With wax gelcoat it will be necessary to clean the wax off before adding more, thus it is better go thicker and sand it off than use multiple thin layers. Do not sand it off and do use a solvent designed for removing wax. Sanding will embed the wax deeper into the gelcoat.

On a side note, I bought some E-Bond epoxy since the name brands are close to $200/gallon. This is the first project I used it on. I found a LOT of amine blush (visible in first pic) on the uncovered repair after curing. It felt like rubber but of course disappeared within a minute of sanding. Other than that, I'm pretty happy with it's performance. Blush aside, West and TotalBoat only performed a hair better. Estimated temp during the day was about 50F. I can feel the temp drop lower in the building when the sun goes down. Not sure if temp has anything to do with amine blush.
Amine blush is water soluble, no need to sand it off. Clean it with warm water and a scotch brite pad. Sanding will grind the amine blush into the surface.
 
Sep 24, 2018
3,430
Catalina 30 MKIII Chicago
When is it time get it to cure, spray some liquid car wax on it. It will set up in minutes. Spraying PVA will also work, it is just more expensive than spray wax but it is easier to clean up.
The gelcoat I applied yesterday never cured. I'm guessing ambient temp was around 55F. The can was warmed up with a heating pad and we also tried a space heater on the the repair for a couple of hours. I added roughly 1.75% MEK to it. Can stated around 1.5%. I suspect they forgot to add the wax to this batch. If I cover it up today, will it work or does MEK evaporate?
 
Jan 11, 2014
13,005
Sabre 362 113 Fair Haven, NY
The gelcoat I applied yesterday never cured. I'm guessing ambient temp was around 55F. The can was warmed up with a heating pad and we also tried a space heater on the the repair for a couple of hours. I added roughly 1.75% MEK to it. Can stated around 1.5%. I suspect they forgot to add the wax to this batch. If I cover it up today, will it work or does MEK evaporate
Get some spray auto wax something that has real wax not a lot of other stuff. Spray the gel coat with the wax. The gel coat will set up in minutes.
 
Sep 24, 2018
3,430
Catalina 30 MKIII Chicago
Get some spray auto wax something that has real wax not a lot of other stuff.

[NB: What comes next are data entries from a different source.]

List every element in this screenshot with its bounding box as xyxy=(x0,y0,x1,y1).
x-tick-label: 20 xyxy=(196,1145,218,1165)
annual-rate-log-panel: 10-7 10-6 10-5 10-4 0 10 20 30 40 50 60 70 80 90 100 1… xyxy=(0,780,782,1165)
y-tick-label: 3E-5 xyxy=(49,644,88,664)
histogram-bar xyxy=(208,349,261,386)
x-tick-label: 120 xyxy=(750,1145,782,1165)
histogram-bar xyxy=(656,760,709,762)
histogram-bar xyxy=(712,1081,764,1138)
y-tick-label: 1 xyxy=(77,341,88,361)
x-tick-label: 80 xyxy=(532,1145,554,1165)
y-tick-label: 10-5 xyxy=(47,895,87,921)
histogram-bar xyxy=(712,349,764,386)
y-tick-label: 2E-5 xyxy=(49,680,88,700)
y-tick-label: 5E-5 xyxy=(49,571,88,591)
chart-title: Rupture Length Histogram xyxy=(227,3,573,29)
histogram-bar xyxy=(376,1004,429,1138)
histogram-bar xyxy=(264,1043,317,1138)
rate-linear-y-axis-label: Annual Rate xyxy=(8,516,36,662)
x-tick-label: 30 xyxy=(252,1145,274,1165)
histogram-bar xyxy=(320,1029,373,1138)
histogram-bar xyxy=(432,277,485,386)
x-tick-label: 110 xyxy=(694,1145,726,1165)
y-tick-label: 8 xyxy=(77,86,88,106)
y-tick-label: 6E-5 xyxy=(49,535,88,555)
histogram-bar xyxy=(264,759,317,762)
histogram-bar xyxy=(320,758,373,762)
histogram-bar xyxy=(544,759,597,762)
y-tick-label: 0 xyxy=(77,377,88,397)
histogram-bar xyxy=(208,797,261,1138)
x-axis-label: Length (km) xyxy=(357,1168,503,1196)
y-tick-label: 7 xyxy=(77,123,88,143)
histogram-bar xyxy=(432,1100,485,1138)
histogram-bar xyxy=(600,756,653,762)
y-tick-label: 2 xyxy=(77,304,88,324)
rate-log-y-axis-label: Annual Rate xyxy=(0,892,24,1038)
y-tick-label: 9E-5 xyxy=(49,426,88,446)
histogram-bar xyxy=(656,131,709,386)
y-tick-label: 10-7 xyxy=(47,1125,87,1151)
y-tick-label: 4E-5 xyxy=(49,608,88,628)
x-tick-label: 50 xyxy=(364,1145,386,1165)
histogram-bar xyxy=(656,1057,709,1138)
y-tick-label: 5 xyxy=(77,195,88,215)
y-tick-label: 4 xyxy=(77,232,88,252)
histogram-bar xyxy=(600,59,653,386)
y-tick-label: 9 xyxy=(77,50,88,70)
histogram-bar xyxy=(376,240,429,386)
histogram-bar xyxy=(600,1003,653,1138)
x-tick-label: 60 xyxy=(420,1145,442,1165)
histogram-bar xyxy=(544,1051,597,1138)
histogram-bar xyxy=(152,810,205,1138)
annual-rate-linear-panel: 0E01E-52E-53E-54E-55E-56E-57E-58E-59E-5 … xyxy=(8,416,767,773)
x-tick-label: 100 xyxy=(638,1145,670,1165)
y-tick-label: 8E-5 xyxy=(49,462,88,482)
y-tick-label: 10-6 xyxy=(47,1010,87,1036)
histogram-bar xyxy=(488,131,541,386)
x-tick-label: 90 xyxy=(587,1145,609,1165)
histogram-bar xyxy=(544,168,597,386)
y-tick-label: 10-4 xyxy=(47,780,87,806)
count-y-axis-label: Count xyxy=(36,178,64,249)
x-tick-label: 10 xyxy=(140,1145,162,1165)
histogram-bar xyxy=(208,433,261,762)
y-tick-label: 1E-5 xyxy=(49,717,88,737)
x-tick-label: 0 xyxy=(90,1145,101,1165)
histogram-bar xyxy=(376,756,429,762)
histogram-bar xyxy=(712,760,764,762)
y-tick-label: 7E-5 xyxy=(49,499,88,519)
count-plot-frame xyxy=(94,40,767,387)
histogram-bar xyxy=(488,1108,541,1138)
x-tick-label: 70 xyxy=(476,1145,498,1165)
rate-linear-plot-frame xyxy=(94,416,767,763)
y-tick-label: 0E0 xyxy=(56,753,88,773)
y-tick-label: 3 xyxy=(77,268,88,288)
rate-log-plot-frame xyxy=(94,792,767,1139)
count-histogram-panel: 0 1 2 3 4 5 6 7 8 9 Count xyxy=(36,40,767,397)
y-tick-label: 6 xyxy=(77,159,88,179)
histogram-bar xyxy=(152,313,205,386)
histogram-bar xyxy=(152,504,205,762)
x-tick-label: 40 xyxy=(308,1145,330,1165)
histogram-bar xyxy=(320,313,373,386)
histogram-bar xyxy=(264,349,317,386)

Spray the gel coat with the wax. The gel coat will set up in minutes.
I applied some liquid wax to a piece of sheet metal and placed it over the gelcoat (too thick to spray it) and it hardened most of the way! I'm definitely picking up some spray wax. Thanks Dave!
 
Jan 11, 2014
13,005
Sabre 362 113 Fair Haven, NY
Gelcoat won't fully cure if it is exposed to air, that's why some gelcoat has added wax. The wax floats to the surface and seals the gelcoat from air. The spray wax simply seals the surface from air and the wax hardens. Of course there is a "proper" way to do this with PolyVinylAlcohol (PVA) which is water soluble, so it is easier to clean off, but it is also about $30 a quart. It makes sense if you do a lot of gelcoat work, but for an odd job or two in a small area, go for the TurtleWax.